Now I mention that these works are corporal, pertaining to the body and physical needs, thus the seven works of corporal mercy are to feed the hungry, give drink to the thirsty, to clothe the naked, to shelter the homeless, to visit the imprisoned, to visit the sick and to bury the dead. This last work is not mentioned in Matthew 25 but several times in the book of Tobit.

 

The seven works of corporal mercy are complimented by the seven spiritual works of mercy, whose purpose is to relieve spiritual suffering. These are, traditionally, to instruct the ignorant, to counsel the doubtful, to admonish sinners, to comfort the afflicted, to bear wrongs patiently, to forgive offences willingly, to pray for the living and the dead. But it is the works of corporal mercy that Christ emphasizes in Matthew 25 and which concern us this term, for they are the concrete actions that bring us closer to the divine nature, to God’s grace and the true purpose of our lives.

 

Of course this passage from Matthew 25 has caused theological debate throughout history, insisting as it does, that according to our merciful deeds, or lack of them, we shall be judged and sentenced to everlasting heaven or hell. In Catholic theology, this seeming endorsement of justification by works stands against the traditional view that God’s grace is offered to us freely in the sacraments. In Protestant theology, Jesus’s words in Matthew 25 seem to contrast with the Lutheran imperative that we are justified to God by faith alone. Such debates will remain as we struggles to understand that nature of creation and our place within in it, but what can unify theological or religious differences, especially as we begin the week of prayer for Christian Unity, is the fundamental sense that all of us are made by a merciful God, in his image and our purpose to is worship and love that creator, and to exercise love towards each other as we are best able to do. This involves following treating others, especially those with whom we strongly disagree or dislike, as holy, uniquely loved children f God. We are commanded to treat the stranger as Christ by offering what we can to help or comfort, thus showing that God’s grace is at work in this world.

 

The tragedy, with which we are increasingly living with today, is a perversion of religion and a false portrayal of God as a violent might which must be imposed on others by force.

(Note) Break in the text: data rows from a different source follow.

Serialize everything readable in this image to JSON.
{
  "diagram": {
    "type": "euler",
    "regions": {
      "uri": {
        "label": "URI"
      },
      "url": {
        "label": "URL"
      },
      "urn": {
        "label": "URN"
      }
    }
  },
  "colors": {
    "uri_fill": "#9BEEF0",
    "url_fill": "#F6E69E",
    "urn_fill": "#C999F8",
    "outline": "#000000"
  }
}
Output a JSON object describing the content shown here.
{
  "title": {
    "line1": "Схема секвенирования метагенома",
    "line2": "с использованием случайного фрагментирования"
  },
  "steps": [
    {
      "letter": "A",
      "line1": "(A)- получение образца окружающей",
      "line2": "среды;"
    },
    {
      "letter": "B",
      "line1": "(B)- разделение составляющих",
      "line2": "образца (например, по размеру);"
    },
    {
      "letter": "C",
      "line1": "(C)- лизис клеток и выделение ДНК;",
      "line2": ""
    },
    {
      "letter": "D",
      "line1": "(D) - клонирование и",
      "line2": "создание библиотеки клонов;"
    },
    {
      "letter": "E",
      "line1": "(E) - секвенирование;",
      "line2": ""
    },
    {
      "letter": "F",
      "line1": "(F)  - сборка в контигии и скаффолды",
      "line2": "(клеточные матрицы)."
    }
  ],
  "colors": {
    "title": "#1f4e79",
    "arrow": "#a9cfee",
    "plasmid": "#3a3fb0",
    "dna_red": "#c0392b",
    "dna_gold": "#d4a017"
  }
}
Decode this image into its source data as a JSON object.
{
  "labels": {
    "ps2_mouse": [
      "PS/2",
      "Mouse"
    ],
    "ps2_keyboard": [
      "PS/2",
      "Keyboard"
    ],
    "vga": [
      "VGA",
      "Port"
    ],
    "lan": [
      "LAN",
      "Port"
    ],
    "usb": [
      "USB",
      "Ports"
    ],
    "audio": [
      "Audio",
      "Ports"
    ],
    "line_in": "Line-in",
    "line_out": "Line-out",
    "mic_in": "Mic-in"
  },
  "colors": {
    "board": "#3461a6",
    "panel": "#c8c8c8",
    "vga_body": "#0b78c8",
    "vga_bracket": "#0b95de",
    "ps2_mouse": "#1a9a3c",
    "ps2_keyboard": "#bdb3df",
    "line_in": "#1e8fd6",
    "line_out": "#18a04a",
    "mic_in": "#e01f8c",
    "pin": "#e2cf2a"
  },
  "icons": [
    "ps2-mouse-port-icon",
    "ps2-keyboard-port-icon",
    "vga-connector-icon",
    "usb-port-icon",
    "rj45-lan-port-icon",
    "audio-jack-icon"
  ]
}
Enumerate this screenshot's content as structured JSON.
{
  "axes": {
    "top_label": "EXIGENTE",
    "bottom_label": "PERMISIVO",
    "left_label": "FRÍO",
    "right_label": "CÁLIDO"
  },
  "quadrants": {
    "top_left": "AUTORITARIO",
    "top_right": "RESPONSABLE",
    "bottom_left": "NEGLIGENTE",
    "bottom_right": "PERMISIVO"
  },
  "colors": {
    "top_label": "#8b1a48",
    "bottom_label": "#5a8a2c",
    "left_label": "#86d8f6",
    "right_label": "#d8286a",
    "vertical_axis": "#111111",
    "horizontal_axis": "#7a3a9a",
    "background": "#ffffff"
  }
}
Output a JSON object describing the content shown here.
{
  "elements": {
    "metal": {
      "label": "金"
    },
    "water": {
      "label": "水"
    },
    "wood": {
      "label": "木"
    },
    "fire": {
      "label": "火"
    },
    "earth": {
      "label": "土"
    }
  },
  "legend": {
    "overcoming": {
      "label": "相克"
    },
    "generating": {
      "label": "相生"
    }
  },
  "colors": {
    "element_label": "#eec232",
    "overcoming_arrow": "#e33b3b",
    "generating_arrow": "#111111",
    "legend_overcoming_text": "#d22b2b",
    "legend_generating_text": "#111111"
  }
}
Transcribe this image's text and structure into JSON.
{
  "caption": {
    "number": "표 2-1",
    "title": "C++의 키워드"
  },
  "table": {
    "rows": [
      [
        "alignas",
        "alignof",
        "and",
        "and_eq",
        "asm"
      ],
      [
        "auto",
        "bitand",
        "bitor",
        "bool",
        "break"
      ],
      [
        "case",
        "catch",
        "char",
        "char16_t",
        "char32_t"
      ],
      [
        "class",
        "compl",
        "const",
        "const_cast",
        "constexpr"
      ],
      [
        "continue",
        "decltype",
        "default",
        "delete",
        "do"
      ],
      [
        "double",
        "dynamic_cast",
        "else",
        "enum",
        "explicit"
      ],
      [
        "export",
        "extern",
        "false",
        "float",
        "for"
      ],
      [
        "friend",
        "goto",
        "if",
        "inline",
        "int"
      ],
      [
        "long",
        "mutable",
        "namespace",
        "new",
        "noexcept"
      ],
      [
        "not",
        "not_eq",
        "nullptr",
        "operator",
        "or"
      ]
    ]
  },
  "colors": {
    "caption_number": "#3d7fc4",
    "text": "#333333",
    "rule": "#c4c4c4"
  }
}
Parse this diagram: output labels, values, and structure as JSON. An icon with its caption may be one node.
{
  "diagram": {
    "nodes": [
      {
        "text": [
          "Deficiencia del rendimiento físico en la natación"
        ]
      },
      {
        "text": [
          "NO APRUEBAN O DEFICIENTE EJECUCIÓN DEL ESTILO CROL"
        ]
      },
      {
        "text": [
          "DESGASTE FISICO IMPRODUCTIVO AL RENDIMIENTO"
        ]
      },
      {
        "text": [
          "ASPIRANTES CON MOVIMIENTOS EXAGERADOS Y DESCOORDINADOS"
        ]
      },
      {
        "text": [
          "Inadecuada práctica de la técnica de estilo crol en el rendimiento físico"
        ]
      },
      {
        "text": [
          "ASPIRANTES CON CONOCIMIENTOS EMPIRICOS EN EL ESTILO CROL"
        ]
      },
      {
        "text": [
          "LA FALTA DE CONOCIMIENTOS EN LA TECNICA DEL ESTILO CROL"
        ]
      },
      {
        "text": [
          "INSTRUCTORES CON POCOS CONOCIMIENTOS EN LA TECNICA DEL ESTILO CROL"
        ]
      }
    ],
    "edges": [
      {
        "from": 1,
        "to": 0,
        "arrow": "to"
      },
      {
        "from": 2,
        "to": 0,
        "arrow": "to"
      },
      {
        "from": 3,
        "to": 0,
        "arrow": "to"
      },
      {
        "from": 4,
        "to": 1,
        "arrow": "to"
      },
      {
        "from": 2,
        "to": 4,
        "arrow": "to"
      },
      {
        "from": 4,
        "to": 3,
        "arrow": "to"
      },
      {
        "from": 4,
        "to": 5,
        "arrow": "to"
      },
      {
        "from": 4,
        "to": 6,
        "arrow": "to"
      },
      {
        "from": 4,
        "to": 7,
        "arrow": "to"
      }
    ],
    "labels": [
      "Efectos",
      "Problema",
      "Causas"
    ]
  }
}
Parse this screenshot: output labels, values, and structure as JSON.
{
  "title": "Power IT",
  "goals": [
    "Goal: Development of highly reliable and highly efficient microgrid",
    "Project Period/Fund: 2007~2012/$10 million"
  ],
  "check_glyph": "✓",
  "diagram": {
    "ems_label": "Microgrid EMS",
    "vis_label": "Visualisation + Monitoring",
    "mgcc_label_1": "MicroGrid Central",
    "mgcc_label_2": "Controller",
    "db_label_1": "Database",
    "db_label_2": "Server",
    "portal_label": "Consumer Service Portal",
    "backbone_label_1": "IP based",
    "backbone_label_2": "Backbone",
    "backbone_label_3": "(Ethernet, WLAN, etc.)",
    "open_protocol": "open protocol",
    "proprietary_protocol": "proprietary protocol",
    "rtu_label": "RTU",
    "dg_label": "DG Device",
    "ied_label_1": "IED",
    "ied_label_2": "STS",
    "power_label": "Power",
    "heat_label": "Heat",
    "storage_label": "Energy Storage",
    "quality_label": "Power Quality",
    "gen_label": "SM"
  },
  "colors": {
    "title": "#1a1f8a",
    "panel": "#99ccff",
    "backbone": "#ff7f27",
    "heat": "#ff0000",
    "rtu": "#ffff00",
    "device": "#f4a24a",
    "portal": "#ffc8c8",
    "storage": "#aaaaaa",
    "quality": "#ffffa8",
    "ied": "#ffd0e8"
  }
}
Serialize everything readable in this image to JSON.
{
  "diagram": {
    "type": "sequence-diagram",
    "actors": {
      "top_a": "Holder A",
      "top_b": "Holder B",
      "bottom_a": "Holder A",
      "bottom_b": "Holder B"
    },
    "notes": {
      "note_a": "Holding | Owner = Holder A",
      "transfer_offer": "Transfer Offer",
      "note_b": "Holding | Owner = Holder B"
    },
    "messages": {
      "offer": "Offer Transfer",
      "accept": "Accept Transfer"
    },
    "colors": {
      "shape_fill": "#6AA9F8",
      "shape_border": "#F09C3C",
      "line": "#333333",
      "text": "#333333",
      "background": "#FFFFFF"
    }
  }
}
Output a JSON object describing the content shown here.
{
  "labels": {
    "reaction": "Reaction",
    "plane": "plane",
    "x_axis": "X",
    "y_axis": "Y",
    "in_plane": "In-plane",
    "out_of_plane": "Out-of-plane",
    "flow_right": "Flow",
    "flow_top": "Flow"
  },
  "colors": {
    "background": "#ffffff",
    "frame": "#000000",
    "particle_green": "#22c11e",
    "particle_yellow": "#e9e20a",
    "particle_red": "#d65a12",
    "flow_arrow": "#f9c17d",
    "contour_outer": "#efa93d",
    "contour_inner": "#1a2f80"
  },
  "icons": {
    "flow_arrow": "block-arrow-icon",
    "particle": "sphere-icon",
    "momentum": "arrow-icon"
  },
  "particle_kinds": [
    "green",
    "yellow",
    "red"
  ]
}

We hear much about the greatness of God, and in our time, as in many other times throughout history, atrocities are being committed in the name of God of an almighty and powerful God who will judge the world. But murder in the name of God is an aberration and an absurdity and a catastrophic consequence of a distorted notion of the divine. ‘When religion goes wrong, it goes very wrong’, as Canon Andrew White, the Vicar of Baghdad, recently stated as he and his community fled their Church in Iraq because of terrorism. That is why our speaker this term, for the Woodroffe Society dinner in fifth week, is Imam Monwar Hussain, Muslim Chaplain at Eton College and head of the Oxford Foudation, which promotes education of young, challenges extremism, and promotes inter-faith relations. He will be speaking about challenging extremism from an educator’s perspective. In a recent open letter to ‘Islamic State’, Monawar and his colleagues from around the world, concluded with these words:

 

God has described Himself as the ‘Most Merciful of the merciful. He created man from His mercy … Reconsider all your actions; desist from them; repent from them; cease harming others and return to the religion of mercy.’

 

What he, and his moderate friends are calling for, is a humble turning back to the God of mercy and compassion and to the true image divine, and to be touched by the ‘Mercy, Pity, Peace, and Love’ of God in each other. I end with words by William Blake:

‘For Mercy has a human heart Pity, a human face: And Love, the human form divine, And Peace, the human dress.’